Kwestia podatku VAT od loterii w Niemczech została również zakwestionowana przez byłego konkurenta Lottoland i firmę pośredniczącą w loteriach Zeal, która w listopadzie 2019 r. wygrała apelację w sądzie skarbowym w Hanowerze przeciwko władzom w podobnym procesie.
Wykorzystując unijną dyrektywę w sprawie wzajemnej pomocy przy zwrocie podatków i ceł w różnych państwach członkowskich, władze niemieckie zaangażowały maltańskiego komisarza podatkowego, który w styczniu wniósł odrębne postępowanie w Pierwszej Izbie Sądu Cywilnego Malty przeciwko maltańskiej firmie Lottoland.
W odpowiedzi prawnicy działający w imieniu Lottoland stwierdzili, że sprawa jest niewykonalna i została skierowana przeciwko niewłaściwemu podmiotowi operacyjnemu, zanim przedstawili dowody potwierdzające naliczenie podatku VAT przez władze Berlina-Neukölln w odniesieniu do działalności gibraltarskiej, a nie maltańskiej.

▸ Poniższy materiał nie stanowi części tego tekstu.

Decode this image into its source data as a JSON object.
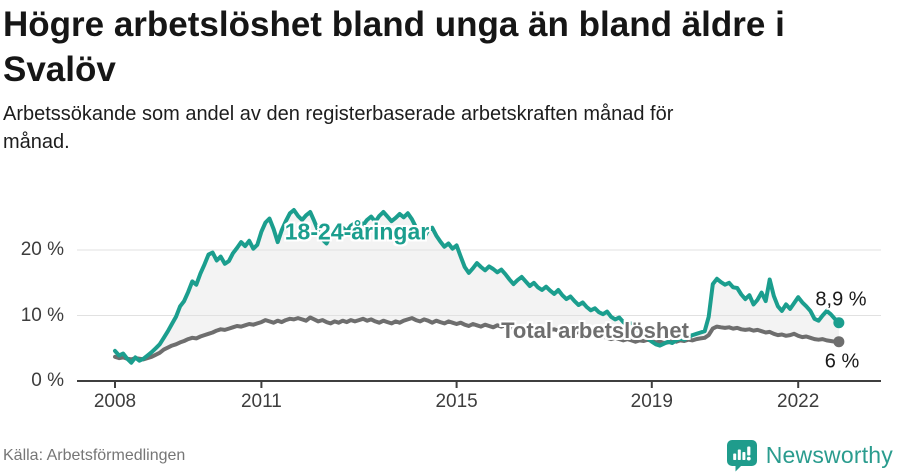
{
  "header": {
    "title": {
      "line1": "Högre arbetslöshet bland unga än bland äldre i",
      "line2": "Svalöv"
    },
    "subtitle": {
      "line1": "Arbetssökande som andel av den registerbaserade arbetskraften månad för",
      "line2": "månad."
    }
  },
  "footer": {
    "source": "Källa: Arbetsförmedlingen",
    "brand_name": "Newsworthy",
    "brand_color": "#2a9c8e"
  },
  "chart_data": {
    "type": "line",
    "title": "Högre arbetslöshet bland unga än bland äldre i Svalöv",
    "xlabel": "",
    "ylabel": "",
    "x_start_year": 2008,
    "x_frequency": "monthly",
    "x_end": "Nov 2022",
    "ylim": [
      0,
      26
    ],
    "grid": "horizontal",
    "area_fill": "#f3f3f3",
    "gridline_color": "#e1e1e1",
    "axis_color": "#3f3f3f",
    "x_ticks": [
      {
        "year": 2008,
        "label": "2008"
      },
      {
        "year": 2011,
        "label": "2011"
      },
      {
        "year": 2015,
        "label": "2015"
      },
      {
        "year": 2019,
        "label": "2019"
      },
      {
        "year": 2022,
        "label": "2022"
      }
    ],
    "y_ticks": [
      {
        "value": 0,
        "label": "0 %"
      },
      {
        "value": 10,
        "label": "10 %"
      },
      {
        "value": 20,
        "label": "20 %"
      }
    ],
    "series": [
      {
        "name": "18-24-åringar",
        "color": "#1b9e8e",
        "end_label": "8,9 %",
        "end_value": 8.9,
        "values": [
          4.6,
          3.9,
          4.2,
          3.4,
          2.8,
          3.6,
          3.1,
          3.4,
          3.9,
          4.4,
          5.0,
          5.6,
          6.6,
          7.6,
          8.7,
          9.8,
          11.4,
          12.2,
          13.6,
          15.2,
          14.7,
          16.4,
          17.8,
          19.3,
          19.6,
          18.4,
          19.0,
          17.9,
          18.3,
          19.5,
          20.3,
          21.2,
          20.6,
          21.4,
          20.2,
          20.8,
          22.8,
          24.2,
          24.8,
          23.2,
          21.2,
          23.0,
          24.4,
          25.6,
          26.1,
          25.2,
          24.6,
          25.3,
          25.8,
          24.4,
          22.9,
          21.6,
          21.0,
          22.2,
          23.2,
          22.5,
          23.4,
          22.8,
          23.7,
          24.1,
          24.5,
          23.8,
          24.6,
          25.1,
          24.3,
          25.2,
          25.8,
          25.1,
          24.4,
          24.9,
          25.5,
          25.0,
          25.6,
          24.7,
          23.5,
          22.4,
          21.9,
          23.0,
          23.4,
          22.2,
          21.3,
          20.5,
          21.0,
          20.2,
          20.7,
          19.0,
          17.4,
          16.5,
          17.2,
          18.0,
          17.4,
          16.9,
          17.5,
          17.1,
          16.6,
          17.0,
          16.3,
          15.5,
          14.8,
          15.4,
          15.9,
          15.2,
          14.5,
          15.0,
          14.3,
          13.9,
          14.4,
          13.8,
          13.3,
          13.9,
          13.1,
          12.5,
          12.9,
          12.2,
          11.6,
          12.0,
          11.3,
          10.8,
          11.1,
          10.5,
          10.2,
          10.6,
          9.8,
          9.4,
          9.7,
          9.0,
          8.5,
          8.8,
          8.1,
          7.5,
          7.0,
          6.5,
          6.0,
          5.6,
          5.4,
          5.7,
          6.0,
          5.8,
          6.2,
          6.5,
          6.3,
          6.7,
          7.0,
          7.2,
          7.4,
          7.6,
          9.8,
          14.8,
          15.6,
          15.1,
          14.7,
          15.0,
          14.3,
          14.2,
          13.2,
          12.5,
          13.1,
          11.7,
          12.4,
          13.5,
          12.2,
          15.5,
          13.0,
          11.4,
          10.7,
          11.7,
          11.0,
          11.9,
          12.8,
          12.0,
          11.4,
          10.7,
          9.5,
          9.2,
          10.0,
          10.7,
          10.2,
          9.5,
          8.9
        ]
      },
      {
        "name": "Total arbetslöshet",
        "color": "#6e6e6e",
        "end_label": "6 %",
        "end_value": 6.0,
        "values": [
          3.7,
          3.5,
          3.6,
          3.4,
          3.3,
          3.5,
          3.4,
          3.3,
          3.5,
          3.7,
          4.0,
          4.3,
          4.8,
          5.1,
          5.4,
          5.6,
          5.9,
          6.1,
          6.4,
          6.6,
          6.5,
          6.8,
          7.0,
          7.2,
          7.4,
          7.7,
          7.9,
          7.8,
          8.0,
          8.2,
          8.4,
          8.3,
          8.5,
          8.7,
          8.6,
          8.8,
          9.0,
          9.3,
          9.1,
          8.9,
          9.2,
          9.0,
          9.3,
          9.5,
          9.4,
          9.6,
          9.4,
          9.2,
          9.7,
          9.4,
          9.1,
          9.3,
          9.0,
          8.8,
          9.1,
          8.9,
          9.2,
          9.0,
          9.3,
          9.1,
          9.3,
          9.5,
          9.2,
          9.4,
          9.1,
          8.9,
          9.2,
          9.0,
          8.8,
          9.1,
          8.9,
          9.2,
          9.4,
          9.6,
          9.3,
          9.1,
          9.4,
          9.2,
          8.9,
          9.2,
          9.0,
          8.8,
          9.1,
          8.9,
          8.7,
          8.9,
          8.6,
          8.4,
          8.7,
          8.5,
          8.3,
          8.6,
          8.4,
          8.2,
          8.5,
          8.3,
          8.5,
          8.3,
          8.1,
          8.4,
          8.2,
          8.0,
          8.3,
          8.1,
          7.9,
          8.2,
          8.0,
          7.8,
          7.9,
          7.7,
          7.5,
          7.7,
          7.5,
          7.3,
          7.5,
          7.3,
          7.1,
          7.3,
          7.1,
          6.9,
          6.8,
          6.6,
          6.4,
          6.6,
          6.4,
          6.2,
          6.4,
          6.2,
          6.0,
          6.2,
          6.1,
          6.3,
          6.1,
          5.9,
          6.0,
          5.8,
          5.9,
          6.1,
          6.0,
          6.2,
          6.1,
          6.3,
          6.2,
          6.4,
          6.5,
          6.6,
          7.0,
          8.0,
          8.3,
          8.2,
          8.1,
          8.2,
          8.0,
          8.1,
          7.9,
          7.8,
          7.9,
          7.7,
          7.8,
          7.6,
          7.4,
          7.5,
          7.2,
          7.0,
          7.1,
          6.9,
          7.0,
          7.2,
          6.9,
          6.7,
          6.8,
          6.6,
          6.4,
          6.3,
          6.4,
          6.2,
          6.1,
          6.0,
          6.0
        ]
      }
    ]
  }
}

Jednakże przewodniczący orzekł, że ponieważ Lottoland Malta jest przedsiębiorstwem na Malcie, Maltański Komisarz Podatkowy był uprawniony do odzyskania całkowitej kwoty podatku VAT należnego w imieniu władz niemieckich.
Ponadto sędzia powołał się na dalekowzroczność dyrektywy unijnej, która daje władzom maltańskim możliwość ściągania zaległych pieniędzy tak, jakby był to dług cywilny wobec maltańskiego rządu.
W dostarczonym oświadczeniu EGR , prezes Lottoland, Nigel Birrell, powiedział: „Lottoland będzie się odwoływać od decyzji z 24 kwietnia 2021 r. na tej podstawie, że sprawa została wszczęta przez urząd skarbowy Berlin-Neukölln przeciwko niewłaściwej firmie w niewłaściwej jurysdykcji. odnoszące się do obliczania podatku VAT, który nie ma podstaw.
„Ponadto Lottoland Limited Malta nie została zarejestrowana do 24 stycznia 2019 r., czyli po okresie, którego dotyczy sporna stawka VAT, od lipca do grudnia 2018 r.” – dodał Birrell.
Lottoland ma teraz czas do 12 maja na wniesienie odwołania do maltańskich sądów.